Research design and methods: This project was a phase Ia clinical study of TQC3564 as a single-ascending dose (SAD) (25 to 1200 mg) and a multiple-ascending dose (MAD) (100 or 500 mg, QD) as well as a two-period crossover food-effect study (300 mg).
Results: In the SAD and MAD study, TQC3564 were found to be safe and well tolerated, without dose-dependent adverse events (AEs), and all AEs were mild or moderate in severity. In the SAD study, the median tmax of TQC3564 was 2.5-4.5 h, and t1/2 was 8.13-35.7 h. Exposure was increased after food intake. The MAD study results showed that steady-state was achieved on day 4. Moreover, no apparent TQC3564 plasma accumulation was detected on day 7.
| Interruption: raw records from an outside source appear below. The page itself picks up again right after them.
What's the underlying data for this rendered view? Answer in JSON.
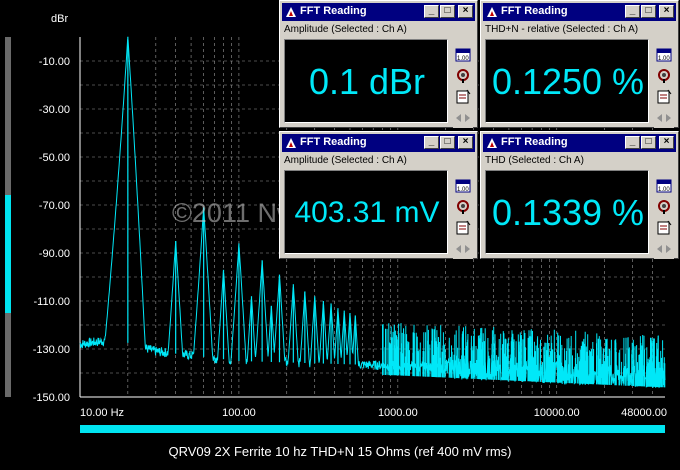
{
  "chart_data": {
    "type": "line",
    "ylabel": "dBr",
    "ylim": [
      -150,
      0
    ],
    "xscale": "log",
    "xlim": [
      10,
      48000
    ],
    "y_ticks": [
      "-10.00",
      "-30.00",
      "-50.00",
      "-70.00",
      "-90.00",
      "-110.00",
      "-130.00",
      "-150.00"
    ],
    "x_ticks": [
      "10.00 Hz",
      "100.00",
      "1000.00",
      "10000.00",
      "48000.00"
    ],
    "grid": true,
    "series": [
      {
        "color": "#00e8f8",
        "peaks": [
          {
            "x": 20,
            "y": 0.1
          },
          {
            "x": 40,
            "y": -85
          },
          {
            "x": 60,
            "y": -71
          },
          {
            "x": 80,
            "y": -97
          },
          {
            "x": 100,
            "y": -86
          },
          {
            "x": 120,
            "y": -108
          },
          {
            "x": 140,
            "y": -93
          },
          {
            "x": 160,
            "y": -112
          },
          {
            "x": 180,
            "y": -99
          },
          {
            "x": 220,
            "y": -103
          },
          {
            "x": 260,
            "y": -106
          },
          {
            "x": 300,
            "y": -108
          },
          {
            "x": 340,
            "y": -110
          },
          {
            "x": 380,
            "y": -111
          },
          {
            "x": 420,
            "y": -113
          },
          {
            "x": 460,
            "y": -114
          },
          {
            "x": 500,
            "y": -115
          },
          {
            "x": 540,
            "y": -116
          }
        ],
        "noise_floor": [
          {
            "x": 10,
            "y": -128
          },
          {
            "x": 17,
            "y": -126
          },
          {
            "x": 30,
            "y": -131
          },
          {
            "x": 100,
            "y": -135
          },
          {
            "x": 1000,
            "y": -137
          },
          {
            "x": 10000,
            "y": -140
          },
          {
            "x": 48000,
            "y": -142
          }
        ]
      }
    ]
  },
  "watermark": "©2011 NwAvGuy.com",
  "caption": "QRV09 2X Ferrite 10 hz THD+N 15 Ohms (ref 400 mV rms)",
  "windows": [
    {
      "title": "FFT Reading",
      "subtitle": "Amplitude (Selected : Ch A)",
      "value": "0.1 dBr"
    },
    {
      "title": "FFT Reading",
      "subtitle": "THD+N - relative (Selected : Ch A)",
      "value": "0.1250 %"
    },
    {
      "title": "FFT Reading",
      "subtitle": "Amplitude (Selected : Ch A)",
      "value": "403.31 mV"
    },
    {
      "title": "FFT Reading",
      "subtitle": "THD (Selected : Ch A)",
      "value": "0.1339 %"
    }
  ],
  "window_buttons": {
    "minimize": "_",
    "maximize": "□",
    "close": "×"
  },
  "side_buttons": [
    "meter-scale-icon",
    "settings-gear-icon",
    "notepad-icon",
    "arrows-icon"
  ],
  "colors": {
    "trace": "#00e8f8",
    "titlebar": "#000080",
    "window_face": "#d4d0c8",
    "grid": "#b0b0b0"
  }
}
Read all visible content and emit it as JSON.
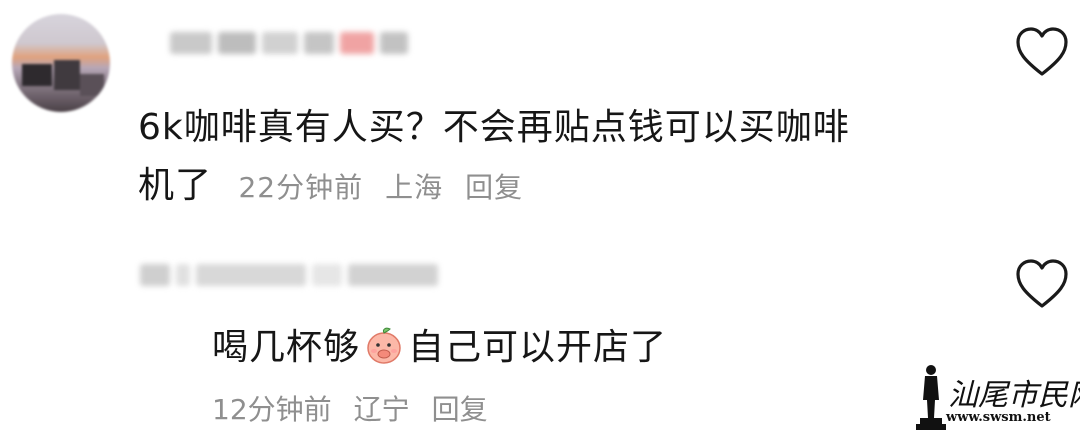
{
  "comments": [
    {
      "text_line1": "6k咖啡真有人买？不会再贴点钱可以买咖啡",
      "text_line2": "机了",
      "time": "22分钟前",
      "location": "上海",
      "reply_label": "回复"
    },
    {
      "text_before_emoji": "喝几杯够",
      "emoji": "peach-covering-mouth-emoji",
      "text_after_emoji": "自己可以开店了",
      "time": "12分钟前",
      "location": "辽宁",
      "reply_label": "回复"
    }
  ],
  "icons": {
    "like": "heart-outline-icon"
  },
  "watermark": {
    "title": "汕尾市民网",
    "url": "www.swsm.net"
  }
}
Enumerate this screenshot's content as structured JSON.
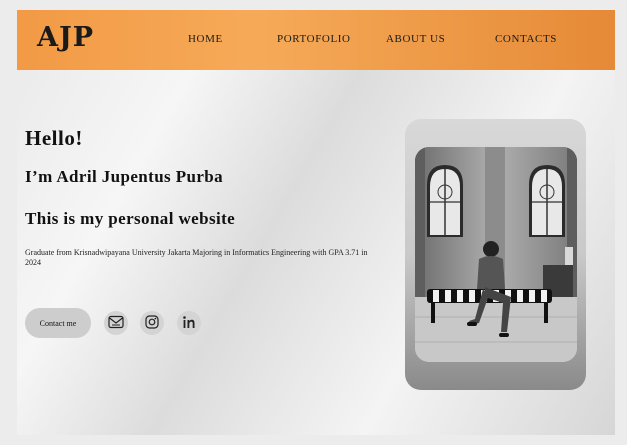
{
  "nav": {
    "logo": "AJP",
    "links": [
      "HOME",
      "PORTOFOLIO",
      "ABOUT US",
      "CONTACTS"
    ]
  },
  "hero": {
    "greeting": "Hello!",
    "name_line": "I’m Adril Jupentus Purba",
    "tagline": "This is my personal website",
    "description": "Graduate from Krisnadwipayana University Jakarta Majoring in Informatics Engineering with GPA 3.71 in 2024",
    "contact_button": "Contact me"
  },
  "social_icons": [
    "mail-icon",
    "instagram-icon",
    "linkedin-icon"
  ],
  "colors": {
    "nav_start": "#f29a45",
    "nav_end": "#e58a37",
    "button_bg": "#cdcdcd"
  }
}
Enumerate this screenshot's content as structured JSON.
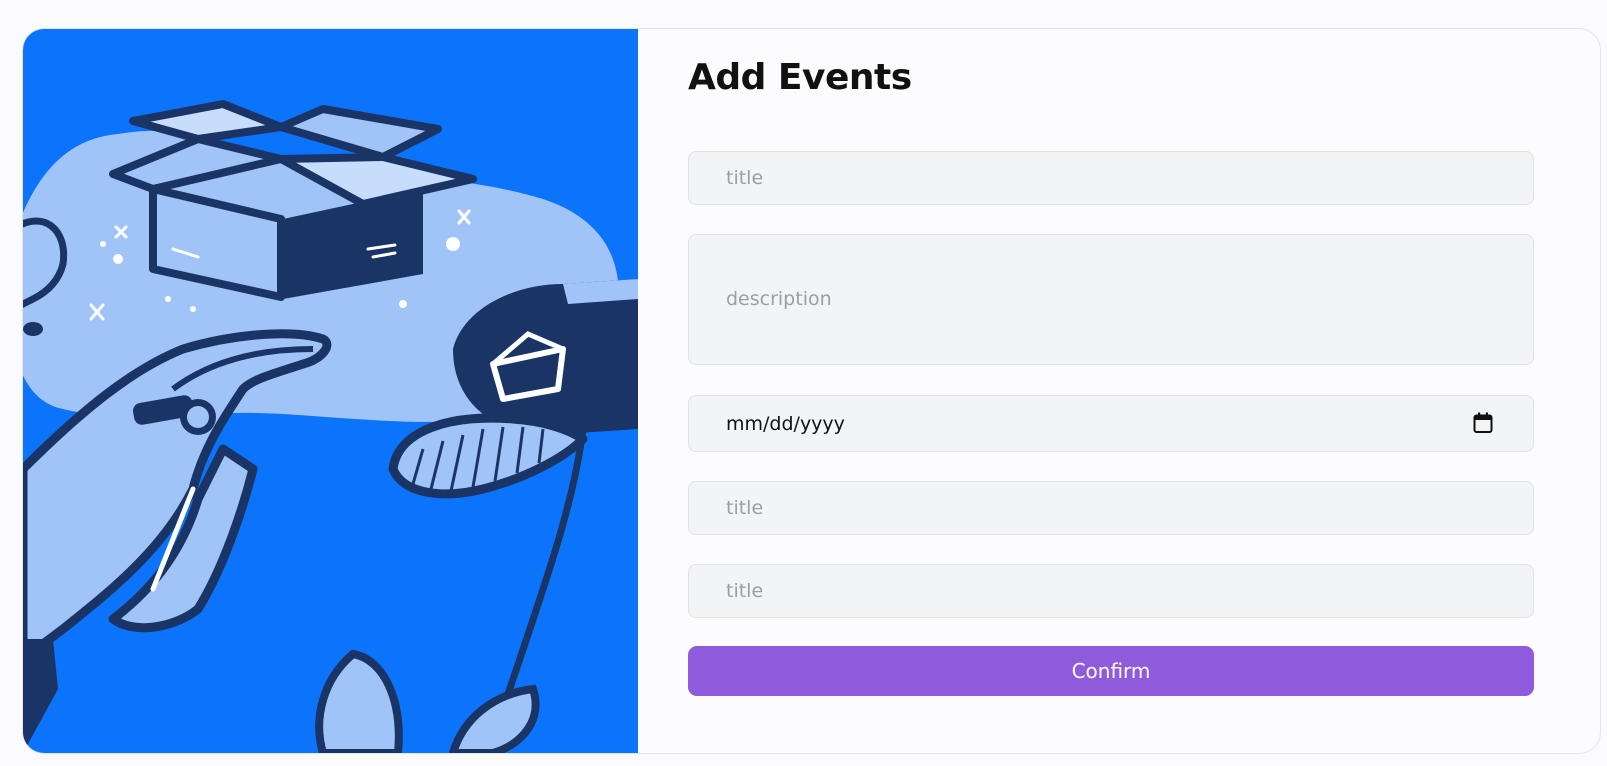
{
  "form": {
    "heading": "Add Events",
    "fields": {
      "title_1": {
        "placeholder": "title",
        "value": ""
      },
      "description": {
        "placeholder": "description",
        "value": ""
      },
      "date": {
        "display": "mm/dd/yyyy",
        "icon": "calendar-icon"
      },
      "title_2": {
        "placeholder": "title",
        "value": ""
      },
      "title_3": {
        "placeholder": "title",
        "value": ""
      }
    },
    "confirm_label": "Confirm"
  },
  "colors": {
    "illustration_bg": "#0b74fb",
    "illustration_dark": "#1a3565",
    "illustration_light": "#a0c4f8",
    "button_bg": "#8f5bdc"
  }
}
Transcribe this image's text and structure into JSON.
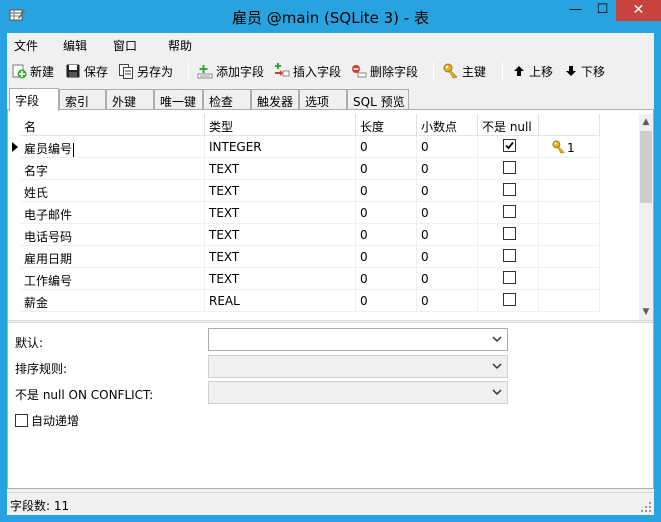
{
  "window": {
    "title": "雇员 @main (SQLite 3) - 表",
    "minimize_glyph": "—",
    "maximize_glyph": "☐",
    "close_glyph": "✕"
  },
  "menu": [
    "文件",
    "编辑",
    "窗口",
    "帮助"
  ],
  "toolbar": {
    "new_label": "新建",
    "save_label": "保存",
    "save_as_label": "另存为",
    "add_field_label": "添加字段",
    "insert_field_label": "插入字段",
    "delete_field_label": "删除字段",
    "primary_key_label": "主键",
    "move_up_label": "上移",
    "move_down_label": "下移"
  },
  "tabs": [
    "字段",
    "索引",
    "外键",
    "唯一键",
    "检查",
    "触发器",
    "选项",
    "SQL 预览"
  ],
  "grid": {
    "columns": [
      "名",
      "类型",
      "长度",
      "小数点",
      "不是 null",
      ""
    ],
    "rows": [
      {
        "name": "雇员编号",
        "type": "INTEGER",
        "length": "0",
        "decimals": "0",
        "not_null": true,
        "key": "1"
      },
      {
        "name": "名字",
        "type": "TEXT",
        "length": "0",
        "decimals": "0",
        "not_null": false,
        "key": ""
      },
      {
        "name": "姓氏",
        "type": "TEXT",
        "length": "0",
        "decimals": "0",
        "not_null": false,
        "key": ""
      },
      {
        "name": "电子邮件",
        "type": "TEXT",
        "length": "0",
        "decimals": "0",
        "not_null": false,
        "key": ""
      },
      {
        "name": "电话号码",
        "type": "TEXT",
        "length": "0",
        "decimals": "0",
        "not_null": false,
        "key": ""
      },
      {
        "name": "雇用日期",
        "type": "TEXT",
        "length": "0",
        "decimals": "0",
        "not_null": false,
        "key": ""
      },
      {
        "name": "工作编号",
        "type": "TEXT",
        "length": "0",
        "decimals": "0",
        "not_null": false,
        "key": ""
      },
      {
        "name": "薪金",
        "type": "REAL",
        "length": "0",
        "decimals": "0",
        "not_null": false,
        "key": ""
      }
    ]
  },
  "properties": {
    "default_label": "默认:",
    "collation_label": "排序规则:",
    "not_null_conflict_label": "不是 null ON CONFLICT:",
    "autoincrement_label": "自动递增"
  },
  "status": {
    "field_count": "字段数: 11"
  }
}
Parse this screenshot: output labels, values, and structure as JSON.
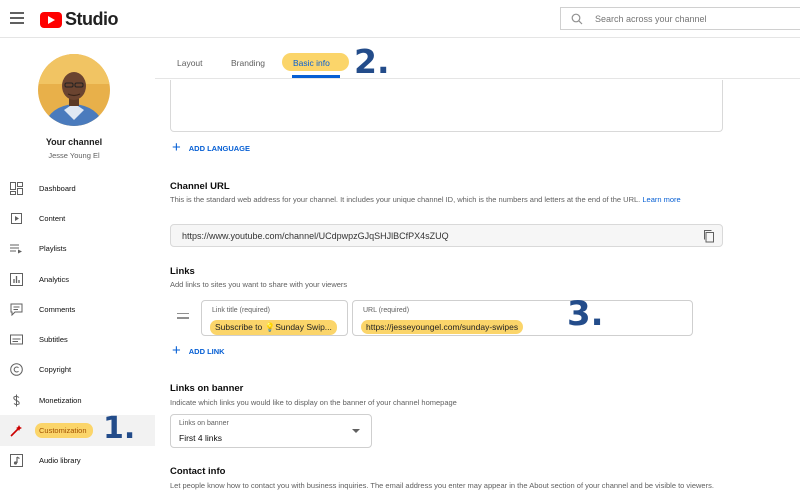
{
  "header": {
    "logo_text": "Studio",
    "search_placeholder": "Search across your channel"
  },
  "sidebar": {
    "your_channel": "Your channel",
    "channel_name": "Jesse Young El",
    "items": [
      {
        "label": "Dashboard",
        "icon": "dashboard-icon"
      },
      {
        "label": "Content",
        "icon": "content-icon"
      },
      {
        "label": "Playlists",
        "icon": "playlists-icon"
      },
      {
        "label": "Analytics",
        "icon": "analytics-icon"
      },
      {
        "label": "Comments",
        "icon": "comments-icon"
      },
      {
        "label": "Subtitles",
        "icon": "subtitles-icon"
      },
      {
        "label": "Copyright",
        "icon": "copyright-icon"
      },
      {
        "label": "Monetization",
        "icon": "monetization-icon"
      },
      {
        "label": "Customization",
        "icon": "customization-icon",
        "active": true
      },
      {
        "label": "Audio library",
        "icon": "audio-library-icon"
      }
    ]
  },
  "annotations": {
    "step1": "1.",
    "step2": "2.",
    "step3": "3."
  },
  "tabs": [
    {
      "label": "Layout"
    },
    {
      "label": "Branding"
    },
    {
      "label": "Basic info",
      "active": true
    }
  ],
  "main": {
    "add_language": "ADD LANGUAGE",
    "channel_url": {
      "title": "Channel URL",
      "desc": "This is the standard web address for your channel. It includes your unique channel ID, which is the numbers and letters at the end of the URL.",
      "learn_more": "Learn more",
      "value": "https://www.youtube.com/channel/UCdpwpzGJqSHJlBCfPX4sZUQ"
    },
    "links": {
      "title": "Links",
      "desc": "Add links to sites you want to share with your viewers",
      "link_title_label": "Link title (required)",
      "link_title_value": "Subscribe to 💡Sunday Swip...",
      "url_label": "URL (required)",
      "url_value": "https://jesseyoungel.com/sunday-swipes",
      "add_link": "ADD LINK"
    },
    "links_on_banner": {
      "title": "Links on banner",
      "desc": "Indicate which links you would like to display on the banner of your channel homepage",
      "select_label": "Links on banner",
      "select_value": "First 4 links"
    },
    "contact": {
      "title": "Contact info",
      "desc": "Let people know how to contact you with business inquiries. The email address you enter may appear in the About section of your channel and be visible to viewers."
    }
  },
  "colors": {
    "accent_blue": "#065fd4",
    "highlight_yellow": "#fbd56a",
    "annotation_blue": "#234c8a",
    "brand_red": "#ff0000"
  }
}
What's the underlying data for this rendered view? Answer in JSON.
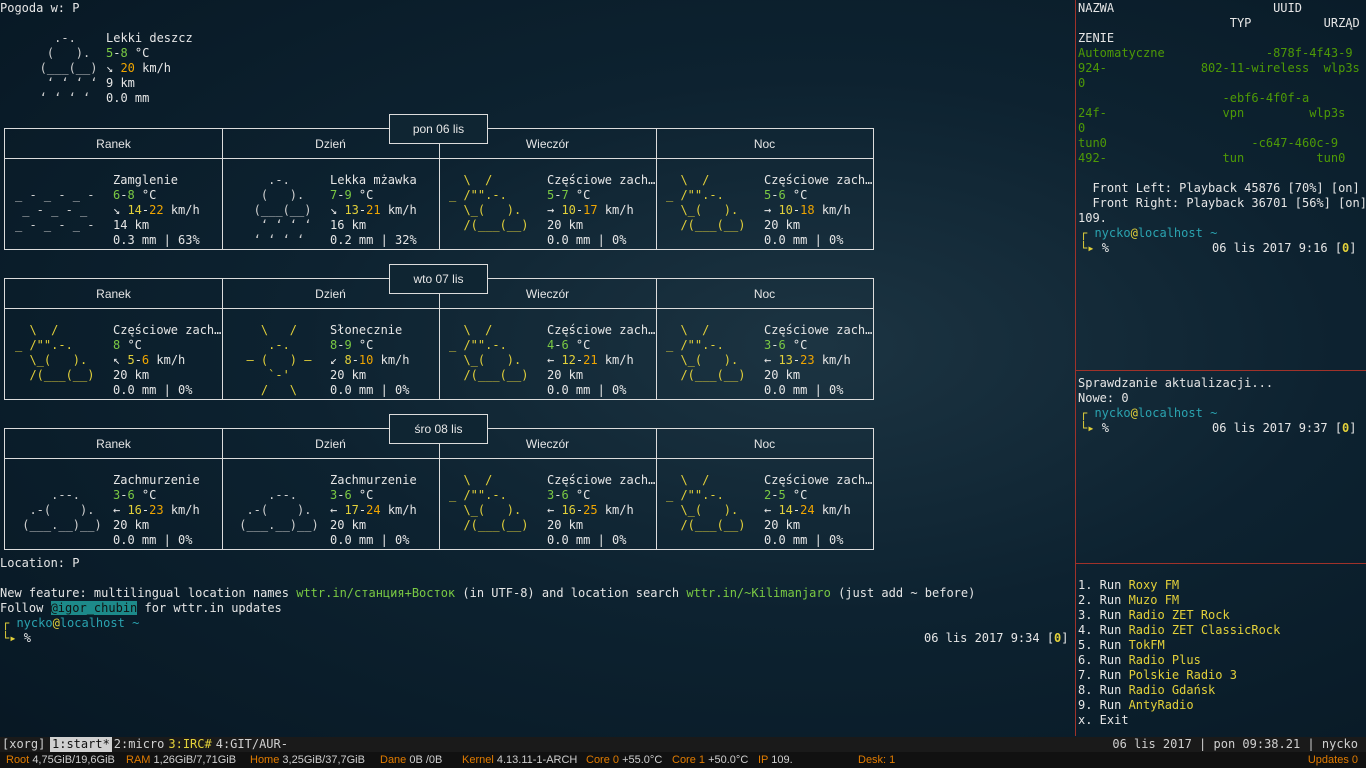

Conclusions: In healthy subjects, TQC3564 at a single dose of 25-1200 mg or 100-500 mg at multiple doses (QD) was safe and tolerable with acceptable PK profiles, indicating that TQC3564 has potential as a therapeutic option for asthma. (This study has been registered at http://www.chinadrugtrials.org.cn/ under identifier CTR20192397.).
Keywords: CRTh2 receptor antagonist; TQC3564; asthma; pharmacokinetics; safety.